A prior post on analyzing distances looked at geographic versus network (road) distances between zip codes in New York and one particular location. Over the large distances the correlation ended up being 0.99. But most crime analysis applications will be within one city, so restricting the distances there will the correlation be just as high? I conducted some analysis in Albany, NY to see if this was the case.

First I took a set of 2,640 street segments and intersections in Albany, defined as basically having over 1 reported crime between 2000 through 2013. (This is a pretty good proxy for places where people are actually located in the city, so places where people might actually travel from/to.) Here is a map of those points showing the coverage.

I then made the 2,640^2 pairs, and then took a random sample of 2,300 of those pairs to calculate the geographic versus the network distance (calculating the network distance using the google distance API). Here is a flow map, again showing it has pretty good coverage of the city.

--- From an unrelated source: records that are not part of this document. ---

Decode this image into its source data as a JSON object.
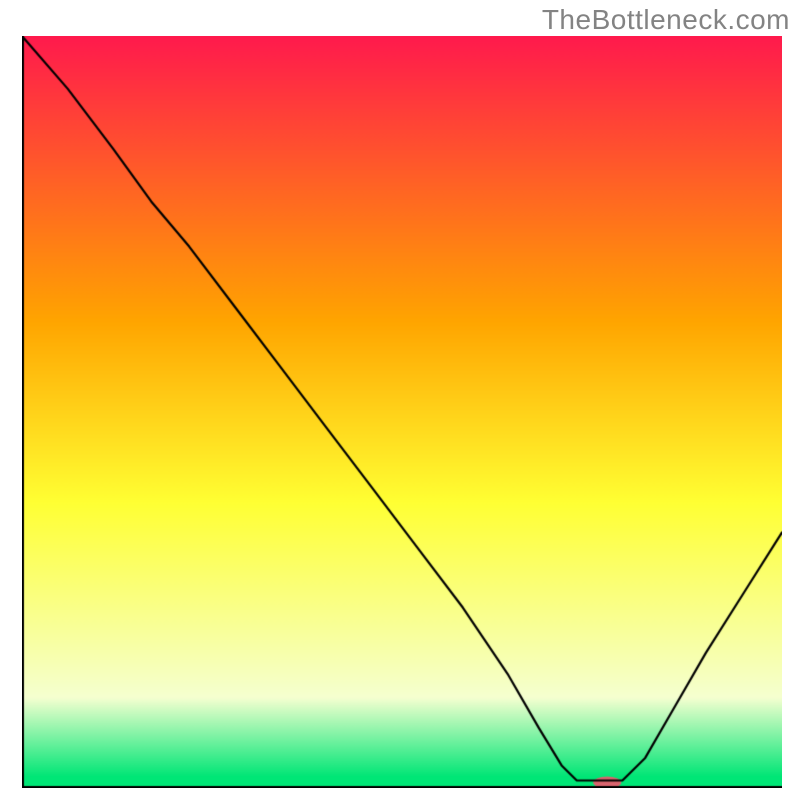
{
  "watermark": "TheBottleneck.com",
  "chart_data": {
    "type": "line",
    "title": "",
    "xlabel": "",
    "ylabel": "",
    "xlim": [
      0,
      100
    ],
    "ylim": [
      0,
      100
    ],
    "grid": false,
    "legend": false,
    "gradient_colors": {
      "top": "#ff1a4d",
      "mid1": "#ffa500",
      "mid2": "#ffff33",
      "mid3": "#f5ffd0",
      "bottom": "#00e676"
    },
    "curve": [
      {
        "x": 0,
        "y": 100
      },
      {
        "x": 6,
        "y": 93
      },
      {
        "x": 12,
        "y": 85
      },
      {
        "x": 17,
        "y": 78
      },
      {
        "x": 22,
        "y": 72
      },
      {
        "x": 28,
        "y": 64
      },
      {
        "x": 34,
        "y": 56
      },
      {
        "x": 40,
        "y": 48
      },
      {
        "x": 46,
        "y": 40
      },
      {
        "x": 52,
        "y": 32
      },
      {
        "x": 58,
        "y": 24
      },
      {
        "x": 64,
        "y": 15
      },
      {
        "x": 68,
        "y": 8
      },
      {
        "x": 71,
        "y": 3
      },
      {
        "x": 73,
        "y": 1
      },
      {
        "x": 76,
        "y": 1
      },
      {
        "x": 79,
        "y": 1
      },
      {
        "x": 82,
        "y": 4
      },
      {
        "x": 86,
        "y": 11
      },
      {
        "x": 90,
        "y": 18
      },
      {
        "x": 95,
        "y": 26
      },
      {
        "x": 100,
        "y": 34
      }
    ],
    "marker": {
      "x": 77,
      "y": 1,
      "color": "#d9646e",
      "rx": 14,
      "ry": 6
    }
  }
}
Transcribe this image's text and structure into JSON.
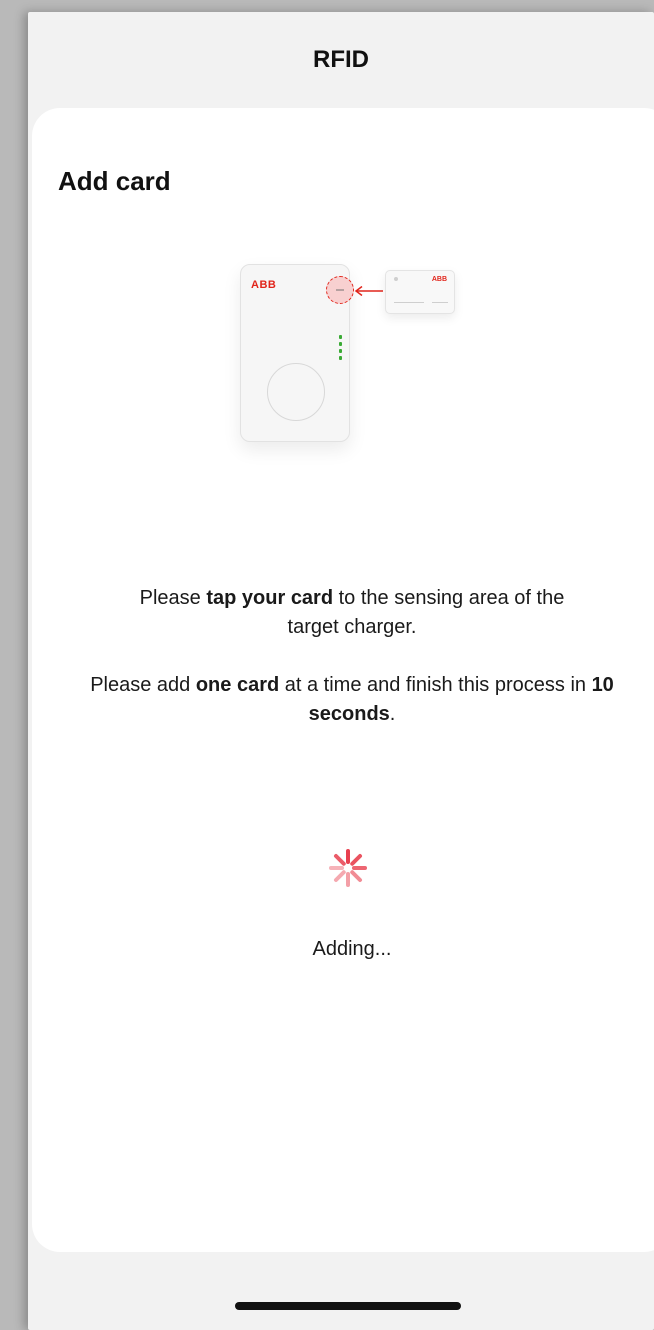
{
  "header": {
    "title": "RFID"
  },
  "sheet": {
    "title": "Add card"
  },
  "illustration": {
    "charger_logo": "ABB",
    "card_logo": "ABB"
  },
  "instructions": {
    "p1_a": "Please ",
    "p1_b": "tap your card",
    "p1_c": " to the sensing area of the target charger.",
    "p2_a": "Please add ",
    "p2_b": "one card",
    "p2_c": " at a time and finish this process in ",
    "p2_d": "10 seconds",
    "p2_e": "."
  },
  "status": {
    "text": "Adding..."
  },
  "colors": {
    "accent": "#e1251b",
    "led": "#3aaa35",
    "spinner": "#e8506a"
  }
}
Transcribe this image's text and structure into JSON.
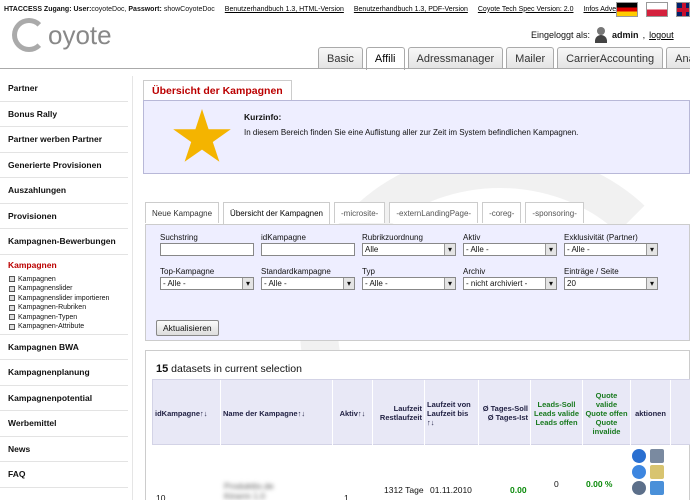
{
  "topbar": {
    "access_label": "HTACCESS Zugang:",
    "user_label": "User:",
    "user_value": "coyoteDoc,",
    "password_label": "Passwort:",
    "password_value": "showCoyoteDoc",
    "links": [
      "Benutzerhandbuch 1.3, HTML-Version",
      "Benutzerhandbuch 1.3, PDF-Version",
      "Coyote Tech Spec Version: 2.0",
      "Infos Advertiser"
    ]
  },
  "logo": {
    "text": "oyote"
  },
  "login": {
    "label": "Eingeloggt als:",
    "username": "admin",
    "separator": ",",
    "logout": "logout"
  },
  "tabs": [
    "Basic",
    "Affili",
    "Adressmanager",
    "Mailer",
    "CarrierAccounting",
    "Analys"
  ],
  "active_tab": "Affili",
  "sidebar": {
    "items": [
      "Partner",
      "Bonus Rally",
      "Partner werben Partner",
      "Generierte Provisionen",
      "Auszahlungen",
      "Provisionen",
      "Kampagnen-Bewerbungen",
      "Kampagnen"
    ],
    "subitems": [
      "Kampagnen",
      "Kampagnenslider",
      "Kampagnenslider importieren",
      "Kampagnen-Rubriken",
      "Kampagnen-Typen",
      "Kampagnen-Attribute"
    ],
    "items_after": [
      "Kampagnen BWA",
      "Kampagnenplanung",
      "Kampagnenpotential",
      "Werbemittel",
      "News",
      "FAQ"
    ]
  },
  "page_title": "Übersicht der Kampagnen",
  "info": {
    "title": "Kurzinfo:",
    "text": "In diesem Bereich finden Sie eine Auflistung aller zur Zeit im System befindlichen Kampagnen."
  },
  "subtabs": [
    "Neue Kampagne",
    "Übersicht der Kampagnen",
    "-microsite-",
    "-externLandingPage-",
    "-coreg-",
    "-sponsoring-"
  ],
  "filters": {
    "suchstring": {
      "label": "Suchstring",
      "value": ""
    },
    "idKampagne": {
      "label": "idKampagne",
      "value": ""
    },
    "rubrik": {
      "label": "Rubrikzuordnung",
      "value": "Alle"
    },
    "aktiv": {
      "label": "Aktiv",
      "value": "- Alle -"
    },
    "exklusiv": {
      "label": "Exklusivität (Partner)",
      "value": "- Alle -"
    },
    "top": {
      "label": "Top-Kampagne",
      "value": "- Alle -"
    },
    "standard": {
      "label": "Standardkampagne",
      "value": "- Alle -"
    },
    "typ": {
      "label": "Typ",
      "value": "- Alle -"
    },
    "archiv": {
      "label": "Archiv",
      "value": "- nicht archiviert -"
    },
    "eintraege": {
      "label": "Einträge / Seite",
      "value": "20"
    },
    "submit": "Aktualisieren"
  },
  "results": {
    "count": "15",
    "count_label": "datasets in current selection",
    "headers": [
      "idKampagne↑↓",
      "Name der Kampagne↑↓",
      "Aktiv↑↓",
      "Laufzeit Restlaufzeit",
      "Laufzeit von Laufzeit bis ↑↓",
      "Ø Tages-Soll Ø Tages-Ist",
      "Leads-Soll Leads valide Leads offen",
      "Quote valide Quote offen Quote invalide",
      "aktionen"
    ],
    "row": {
      "id": "10",
      "name_line1": "Produkttix.de",
      "name_line2": "Ktrwrm 1.0",
      "active": "1",
      "duration": "1312 Tage",
      "start": "01.11.2010",
      "tages_soll": "0.00",
      "leads": "0",
      "quote": "0.00 %"
    }
  },
  "colors": {
    "accent_red": "#bb0000",
    "info_bg": "#eeeeff",
    "header_green": "#197a1f"
  }
}
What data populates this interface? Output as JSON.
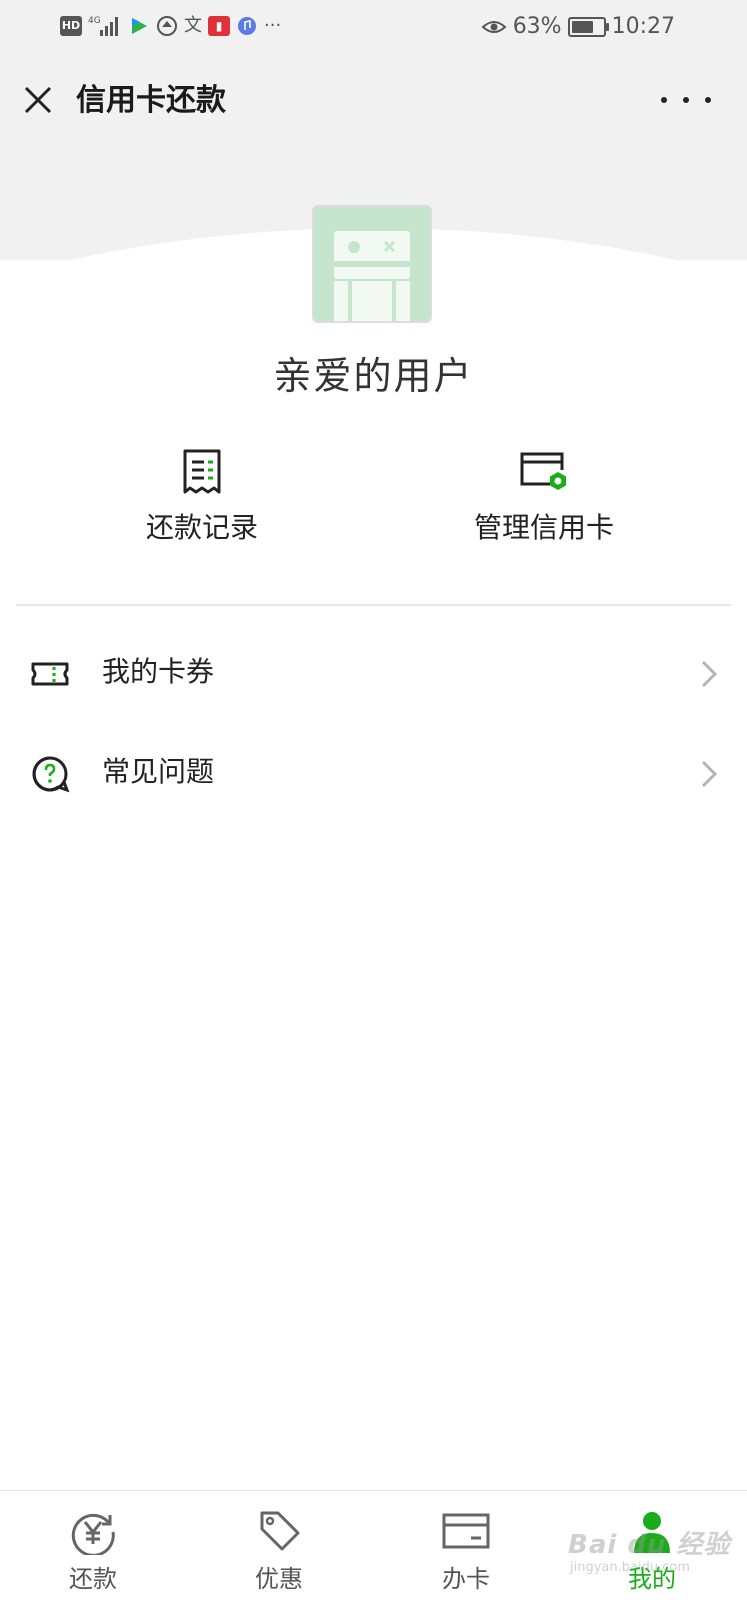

In this sample the correlation between the network distance and the geographic distance is 0.94, and below is the scatterplot. The red line is the line of equality, so we can see the network distance is always larger.

Making the graph on log scales basically takes away the heteroscedasticity, and shows some short distance outliers.

I then fit a regression of equation of `log(Network Distance) ~ Intercept + b_0*log(Geo Distance)`

, and then calculate the studentized residuals. Here is a small multiple flow map of those locations categorized by the truncated studentized residuals. I plotted flows under 200 meters as a red dot, as otherwise they basically have no area on the map to visualize. There are a few notable patterns, the -1 residuals (so closer network and geo distances) are locations along what looks like Central, Washington, Western and New Scotland (running east-west) and Broadway/Pearl (running north-south). So basically straight, major thoroughfares.

It is probable that if more locations in the isthmus and the south western part of the city were selected the distances would be not so nice, but the isthmus itself is largely the Pine Bush park, and the south western part is on the periphery of residential neighborhoods. Exporting the high residuals, what happens in the google distance API is that they are short trips on one way streets, and the to and from and going against the one way. I will have to investigate if you can set the google API to use walking distances to ignore this (as this wasn’t intended as a directed flow like that). Or just learn how to use the CrimeStat or network analysis in ArcMap distance calculation tools!

So although using network distances consistently increases the distances between points, they are still highly correlated, even for shorter in city patterns. If I fixed the flows going against one way streets it would likely be an even higher correlation.